O primeiro caso de dengue do segundo semestre foi confirmado no final da tarde de anteontem em Londrina. De acordo com a Secretaria Municipal de Saúde, foi constatado resultado positivo do exame de uma paciente de 22 anos na Unidade Básica de Saúde (UBS) do Jardim Leonor (zona oeste). A gerente de Epidemiologia da Secretaria Municipal de Saúde, Sônia Fernandes, afirmou que o caso é ''importado'' de Boa Vista, capital de Roraima.
De acordo com a assessoria de imprensa da prefeitura, a paciente afirmou à equipe da UBS que os sintomas apareceram 10 dias após viagem a Boa Vista. ''É 100% de certeza que trata-se de um caso importado. O período entre a contaminação pelo vírus e o surgimento dos sintomas demora alguns dias'', explicou Sônia.
Para evitar disseminação da doença, três equipes de combate ao mosquito Aedes aegypti foram deslocadas para a região de residência da paciente, na área central da cidade, para realizar bloqueio de 300 metros de raio e controle do inseto. ''A princípio, as operações de campo não vão sofrer nenhuma alteração fundamental devido ao registro do caso'', garantiu. A Secretaria de Saúde conta com 226 agentes para ações regulares de combate à dengue.

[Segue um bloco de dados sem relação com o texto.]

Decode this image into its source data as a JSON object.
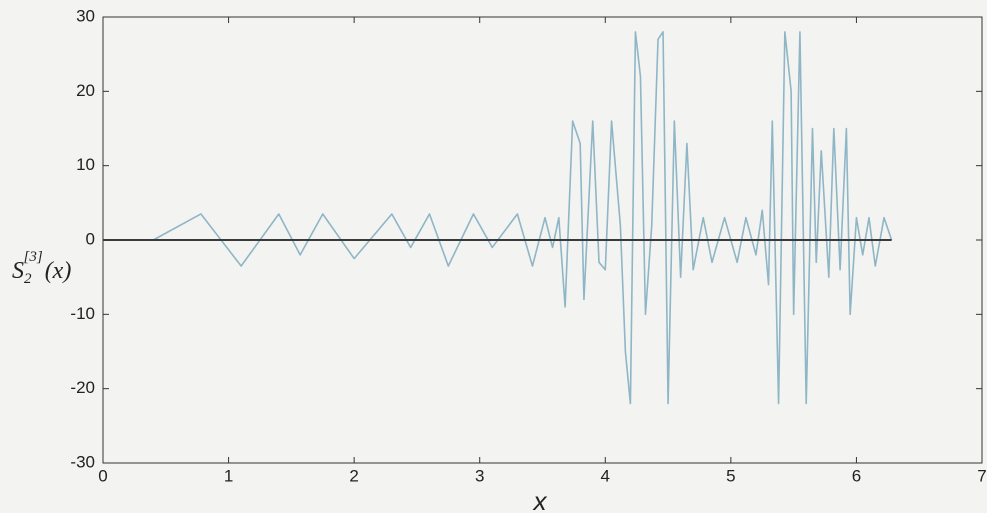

''A partir de agora, se tivermos mais casos confirmados de dengue, teremos que mudar de estratégia'', avaliou Sônia. Entre as medidas previstas, está a utilização de caminhão de inseticida (fumacê), cujo alcance e eficiência são maiores. ''O inseticida é a última alternativa. Até porque o Aedes aegypti tem ficado muito resistente e o inseticida não pode ser usado indiscriminadamente'', declarou.
O último levantamento sobre o índice de infestação do mosquito da dengue na cidade, feito em outubro, aponta 0,39%. A taxa ideal recomendada pela Organização Mundial de Saúde deve ficar abaixo de 1%.
Desde janeiro, foram notificados 11.646 casos, com 5.836 confirmações, incluindo o importado de Boa Vista. Para notificar suspeitas, a prefeitura mantém o disque-dengue. O telefone 0800-400-1893 pode ser utilizado para solicitar serviços de combate ao mosquito das 7h30 às 19 horas, de segunda a sexta-feira.
Dois meses atrás, um caso suspeito foi confirmado através de exames de dois laboratórios particulares. A Secretaria Municipal, no entanto, encaminhou as amostras para exame no Laboratório Central (Lacen) e o teste e a contraprova deram negativo.